Jones, I’m sure, heard the distaste and discomfort some constituents aimed at those suffering from the rapidly spreading opioid crisis. He yielded to it by empowering local law enforcement leadership to draft exclusive, prohibitive rules for the exchange. Rules included ID requirements and testing for bloodborne illness. These proposed guardrails, meant to punish and not engage, eventually neutered the program and led to its indefinite suspension.
You can’t both criminalize and incentivize participation in a public health program. People won’t participate and more people will get sick.

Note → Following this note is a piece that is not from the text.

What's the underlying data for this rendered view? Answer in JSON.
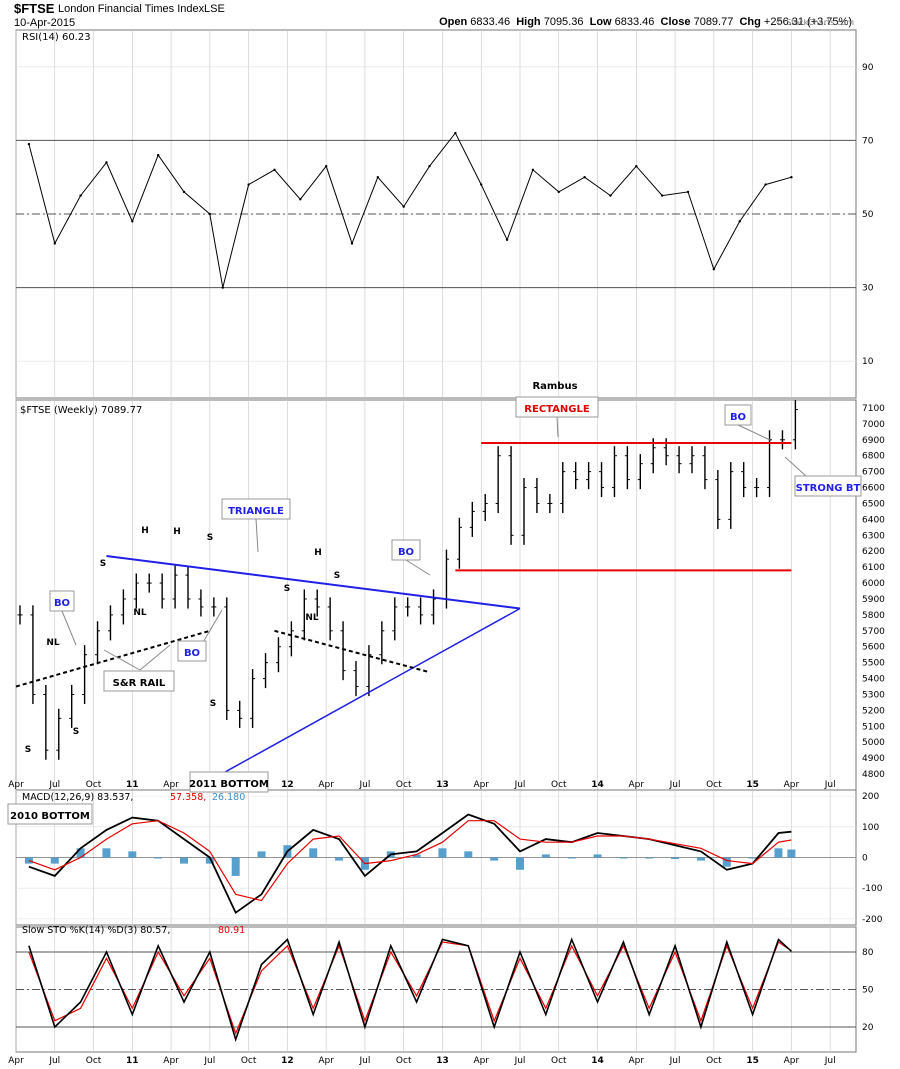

Charleston did, at one time, have a leg-up on Scott County, in that the Kanawha-Charleston Health Department is committed to providing hepatitis C testing with a network of local partners. That edge is diminishing, though, as Knisley’s reporting suggests: Right now, the health department is only able to test a specific subset of the drug-using population. Funding for that effort does not expand HIV testing, something of a Venn diagram in the region right now, especially with a cluster of new HIV cases among IV drug-users in nearby Cabell County causing some concern about spread. And, of course, none of this speaks to the spread of disease to those not using drugs themselves.
I’m not breaking news here. The U.S. Centers for Disease Control and Prevention has already identified West Virginia, generally, and Charleston, specifically, as particularly vulnerable to a ballooning rate of HIV and hepatitis C infection. And effective, intensive efforts down the road in Huntington — including the maintenance of a needle exchange — shed harsh light on Charleston’s status as backsliders in the public health policy arena.
The needle exchange was serving 400 people at the time of its closure, and it was working. The Gazette-Mail reported that the exchange had helped reduce the number of hepatitis C cases to a recent low.
I am hopeful that county and city leadership can get back to what works, heeding the cautionary tales from nearby states and working with leaders across the United States facing the same challenges. Engage in learning communities with other cities, pool resources and trade effective models. Join communities fighting the opioid and hepatitis C epidemics in data-sharing, and asset mapping to more strategically understand where medical, treatment, testing and public safety resources are most needed.
But most of all, local leaders must advocate for a reality check in their ranks and among voters. Confront public health data related to the consequences of abstinence-only education. Absorb and structure responses to the fallout from national effort to stymie Planned Parenthood (clinics that often provide the only health care some men and women receive all year). Heed the data that shows Naloxone and overdose response training for residents proves to be an effective strategy for preventing deaths. Invest in sobriety and addiction treatment support, even for those without a fixed home address, so that those who have hepatitis C can be treated effectively.
And, please, eschew the idea that requiring a government issued-ID to access needles — from a police officer, no less — does anything more than ensure the further spread of disease.